Greetings
I have been studying the use of blood lactate levels as they relate to swim training for a number of months now. Jan Olbrechts book has been a great resource for understanding the values and utilizing the data. My question is directed to any coach or athlete that could provide me with a formal testing protocol that they have used in the past as well as advice on starting and maintaining a program for our senior age group swimmers.
Thanks in advance for any comments or direction on this topic.
Regards
Spudfin
Former Member
The Kansas City Blazers do it several times per year. You can contact their coaches through their web site, www.kcblazers.com
There are 2 tests that the German National team (WEST) used in the 80s.
300s long-course:
Startet at 1:30 pace = 4:30 and then dropped 15 seconds on each round - you can start slower - the first 2-3 rounds should be super slow and easy. 30 seconds rest where they took heartrate and lactate from the ear. go until failure or max . Some places had a lightband at the bottom of the pool that they could set up to the exact pace for each round - but the pacing was not too difficult. After a base test we would repeat every 4 weeks. You get a nice chart and you can see the curve moving to the right (hopefully).
We would get very precise pacing instructions for threshold sets based on the results.
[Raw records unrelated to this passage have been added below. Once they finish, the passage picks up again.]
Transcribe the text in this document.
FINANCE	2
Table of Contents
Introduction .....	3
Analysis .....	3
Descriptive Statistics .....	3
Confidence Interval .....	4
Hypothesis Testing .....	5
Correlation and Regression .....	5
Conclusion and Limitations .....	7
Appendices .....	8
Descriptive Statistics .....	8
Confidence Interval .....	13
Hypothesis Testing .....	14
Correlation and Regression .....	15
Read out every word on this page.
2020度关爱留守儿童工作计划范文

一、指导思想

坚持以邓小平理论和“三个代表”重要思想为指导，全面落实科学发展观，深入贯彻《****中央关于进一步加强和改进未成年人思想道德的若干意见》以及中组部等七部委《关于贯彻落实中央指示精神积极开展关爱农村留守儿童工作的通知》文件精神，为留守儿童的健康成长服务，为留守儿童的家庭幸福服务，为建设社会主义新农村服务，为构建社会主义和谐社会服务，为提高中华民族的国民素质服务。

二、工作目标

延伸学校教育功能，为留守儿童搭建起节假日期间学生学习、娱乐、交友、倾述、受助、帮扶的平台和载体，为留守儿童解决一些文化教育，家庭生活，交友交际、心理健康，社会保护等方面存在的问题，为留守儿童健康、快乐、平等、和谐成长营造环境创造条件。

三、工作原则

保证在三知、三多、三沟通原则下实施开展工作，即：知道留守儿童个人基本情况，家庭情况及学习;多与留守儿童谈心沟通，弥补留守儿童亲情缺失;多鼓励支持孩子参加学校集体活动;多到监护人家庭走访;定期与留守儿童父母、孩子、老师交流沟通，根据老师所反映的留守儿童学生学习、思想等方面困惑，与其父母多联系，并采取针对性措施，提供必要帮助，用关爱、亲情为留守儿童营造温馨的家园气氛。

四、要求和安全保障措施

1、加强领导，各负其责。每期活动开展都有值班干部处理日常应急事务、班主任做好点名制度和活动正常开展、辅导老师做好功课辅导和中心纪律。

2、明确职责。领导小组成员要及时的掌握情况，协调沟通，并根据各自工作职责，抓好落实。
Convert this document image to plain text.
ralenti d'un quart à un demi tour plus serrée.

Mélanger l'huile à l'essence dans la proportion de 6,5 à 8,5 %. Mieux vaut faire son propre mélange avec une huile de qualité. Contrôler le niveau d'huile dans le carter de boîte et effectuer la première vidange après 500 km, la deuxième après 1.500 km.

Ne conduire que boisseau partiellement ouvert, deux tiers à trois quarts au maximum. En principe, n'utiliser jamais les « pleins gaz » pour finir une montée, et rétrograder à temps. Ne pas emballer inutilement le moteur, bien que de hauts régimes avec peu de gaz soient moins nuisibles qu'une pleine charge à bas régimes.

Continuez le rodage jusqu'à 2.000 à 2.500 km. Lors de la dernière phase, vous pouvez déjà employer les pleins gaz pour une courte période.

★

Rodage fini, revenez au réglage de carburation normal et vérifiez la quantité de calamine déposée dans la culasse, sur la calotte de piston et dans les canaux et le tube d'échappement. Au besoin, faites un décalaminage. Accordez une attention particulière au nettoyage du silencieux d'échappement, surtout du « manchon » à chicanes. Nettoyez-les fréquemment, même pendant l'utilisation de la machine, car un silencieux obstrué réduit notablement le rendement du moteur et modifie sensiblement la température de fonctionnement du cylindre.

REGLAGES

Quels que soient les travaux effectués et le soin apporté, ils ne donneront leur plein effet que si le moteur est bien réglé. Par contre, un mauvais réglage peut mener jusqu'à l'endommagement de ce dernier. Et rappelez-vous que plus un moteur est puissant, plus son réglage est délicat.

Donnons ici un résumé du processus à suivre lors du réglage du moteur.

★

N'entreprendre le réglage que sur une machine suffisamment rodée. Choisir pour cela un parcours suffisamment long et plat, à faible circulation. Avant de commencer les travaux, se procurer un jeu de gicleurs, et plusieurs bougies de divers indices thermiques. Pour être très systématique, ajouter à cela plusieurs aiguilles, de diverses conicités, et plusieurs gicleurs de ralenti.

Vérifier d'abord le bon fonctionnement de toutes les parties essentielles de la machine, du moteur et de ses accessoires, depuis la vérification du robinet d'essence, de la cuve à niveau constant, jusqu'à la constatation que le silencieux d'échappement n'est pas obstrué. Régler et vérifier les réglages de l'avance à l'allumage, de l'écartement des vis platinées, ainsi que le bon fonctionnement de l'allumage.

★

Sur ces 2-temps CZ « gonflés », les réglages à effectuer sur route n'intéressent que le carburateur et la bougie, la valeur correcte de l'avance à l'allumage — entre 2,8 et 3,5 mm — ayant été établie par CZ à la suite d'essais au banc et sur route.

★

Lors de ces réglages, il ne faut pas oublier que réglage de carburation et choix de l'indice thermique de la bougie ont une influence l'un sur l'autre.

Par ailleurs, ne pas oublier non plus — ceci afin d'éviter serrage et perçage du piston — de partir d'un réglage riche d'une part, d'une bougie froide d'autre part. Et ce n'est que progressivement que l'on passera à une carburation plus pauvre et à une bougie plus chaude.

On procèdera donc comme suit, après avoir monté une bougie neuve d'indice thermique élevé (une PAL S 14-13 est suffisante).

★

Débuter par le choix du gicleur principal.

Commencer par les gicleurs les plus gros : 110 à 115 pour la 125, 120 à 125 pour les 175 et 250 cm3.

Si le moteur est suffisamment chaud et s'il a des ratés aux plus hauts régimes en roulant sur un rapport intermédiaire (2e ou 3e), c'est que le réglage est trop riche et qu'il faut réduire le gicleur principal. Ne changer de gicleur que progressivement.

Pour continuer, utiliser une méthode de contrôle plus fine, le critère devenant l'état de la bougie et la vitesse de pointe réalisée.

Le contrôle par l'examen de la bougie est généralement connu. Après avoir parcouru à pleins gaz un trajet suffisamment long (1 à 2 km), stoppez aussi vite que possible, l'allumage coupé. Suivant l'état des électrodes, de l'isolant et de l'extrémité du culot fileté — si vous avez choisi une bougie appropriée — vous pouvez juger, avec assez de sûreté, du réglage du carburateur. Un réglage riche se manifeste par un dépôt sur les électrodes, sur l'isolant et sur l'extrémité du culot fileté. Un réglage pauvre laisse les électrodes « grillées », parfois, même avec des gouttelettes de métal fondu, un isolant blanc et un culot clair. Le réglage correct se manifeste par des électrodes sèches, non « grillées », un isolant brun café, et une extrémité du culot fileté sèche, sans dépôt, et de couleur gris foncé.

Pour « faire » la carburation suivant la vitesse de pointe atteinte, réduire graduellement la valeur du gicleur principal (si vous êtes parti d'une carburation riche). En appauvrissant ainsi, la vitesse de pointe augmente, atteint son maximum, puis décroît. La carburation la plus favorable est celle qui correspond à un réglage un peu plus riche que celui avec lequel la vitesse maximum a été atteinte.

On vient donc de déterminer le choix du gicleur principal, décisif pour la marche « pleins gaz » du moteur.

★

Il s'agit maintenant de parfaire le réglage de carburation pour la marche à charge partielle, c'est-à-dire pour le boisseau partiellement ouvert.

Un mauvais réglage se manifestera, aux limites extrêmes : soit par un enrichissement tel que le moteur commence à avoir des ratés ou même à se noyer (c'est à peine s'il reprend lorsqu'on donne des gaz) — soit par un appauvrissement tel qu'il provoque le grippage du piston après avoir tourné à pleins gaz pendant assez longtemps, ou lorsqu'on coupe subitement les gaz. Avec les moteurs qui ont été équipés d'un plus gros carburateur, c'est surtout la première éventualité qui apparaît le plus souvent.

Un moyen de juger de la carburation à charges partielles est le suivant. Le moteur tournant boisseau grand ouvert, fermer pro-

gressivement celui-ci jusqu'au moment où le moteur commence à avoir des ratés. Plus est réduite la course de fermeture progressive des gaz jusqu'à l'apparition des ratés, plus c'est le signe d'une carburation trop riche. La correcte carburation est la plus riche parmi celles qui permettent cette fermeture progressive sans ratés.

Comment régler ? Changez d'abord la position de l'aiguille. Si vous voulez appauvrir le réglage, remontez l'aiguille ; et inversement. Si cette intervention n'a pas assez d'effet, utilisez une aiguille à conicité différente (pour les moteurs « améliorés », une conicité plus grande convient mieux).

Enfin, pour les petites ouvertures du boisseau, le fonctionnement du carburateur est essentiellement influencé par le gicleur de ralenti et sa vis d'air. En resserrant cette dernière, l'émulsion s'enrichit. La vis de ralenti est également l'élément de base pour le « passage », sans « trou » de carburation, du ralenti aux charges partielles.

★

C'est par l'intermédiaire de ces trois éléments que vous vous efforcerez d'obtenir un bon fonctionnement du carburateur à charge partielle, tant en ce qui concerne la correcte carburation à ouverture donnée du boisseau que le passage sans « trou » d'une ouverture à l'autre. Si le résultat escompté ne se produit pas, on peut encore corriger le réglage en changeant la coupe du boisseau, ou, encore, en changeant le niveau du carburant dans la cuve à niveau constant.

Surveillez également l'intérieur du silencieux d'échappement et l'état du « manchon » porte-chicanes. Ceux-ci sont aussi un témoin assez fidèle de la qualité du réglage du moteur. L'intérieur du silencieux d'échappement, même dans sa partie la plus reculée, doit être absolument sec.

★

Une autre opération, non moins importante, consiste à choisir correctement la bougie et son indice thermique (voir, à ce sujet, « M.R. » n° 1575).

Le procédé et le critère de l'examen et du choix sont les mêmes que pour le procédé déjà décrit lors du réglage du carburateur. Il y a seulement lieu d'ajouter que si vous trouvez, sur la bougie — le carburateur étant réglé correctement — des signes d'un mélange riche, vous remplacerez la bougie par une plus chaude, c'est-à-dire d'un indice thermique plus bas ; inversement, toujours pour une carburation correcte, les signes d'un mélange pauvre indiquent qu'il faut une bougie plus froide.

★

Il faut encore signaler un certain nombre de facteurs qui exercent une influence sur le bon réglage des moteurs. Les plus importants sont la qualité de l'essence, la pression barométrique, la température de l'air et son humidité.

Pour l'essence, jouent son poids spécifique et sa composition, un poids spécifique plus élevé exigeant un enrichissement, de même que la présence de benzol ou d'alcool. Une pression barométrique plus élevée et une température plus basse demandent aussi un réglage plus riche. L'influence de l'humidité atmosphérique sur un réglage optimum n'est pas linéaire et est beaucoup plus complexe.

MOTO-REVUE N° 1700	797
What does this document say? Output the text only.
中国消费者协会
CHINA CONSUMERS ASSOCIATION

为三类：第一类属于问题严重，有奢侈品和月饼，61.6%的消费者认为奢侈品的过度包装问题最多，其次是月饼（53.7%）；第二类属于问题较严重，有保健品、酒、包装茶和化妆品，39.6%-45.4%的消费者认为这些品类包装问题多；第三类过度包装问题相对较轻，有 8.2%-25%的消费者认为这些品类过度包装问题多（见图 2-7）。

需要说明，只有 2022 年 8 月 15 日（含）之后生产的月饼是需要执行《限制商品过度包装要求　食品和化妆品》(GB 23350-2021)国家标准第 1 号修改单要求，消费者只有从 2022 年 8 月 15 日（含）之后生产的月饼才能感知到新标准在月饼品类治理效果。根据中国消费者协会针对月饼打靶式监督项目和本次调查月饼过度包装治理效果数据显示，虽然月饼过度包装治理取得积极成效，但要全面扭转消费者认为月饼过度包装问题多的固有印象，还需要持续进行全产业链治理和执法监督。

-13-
Max Test long-course (did that test much later but on the same day) : 100 Free trying to go 1:02 (for Men) -- not sure why they picked that time - maybe just to get a baseline of going fast but not all-out. Take HR and Lactate on 1 min, 3 min, 5 and 7 --- then do the same with an All-out 100.
I would recommend to get some sort of heart rate measuring device for the breaks - the finger + counting is just too unreliable.
Just a word of warning - be ready to get questioned by your swimmers if they train for 2 month and do not improve - I believe that is the reason many coaches don't do standard sets as test sets.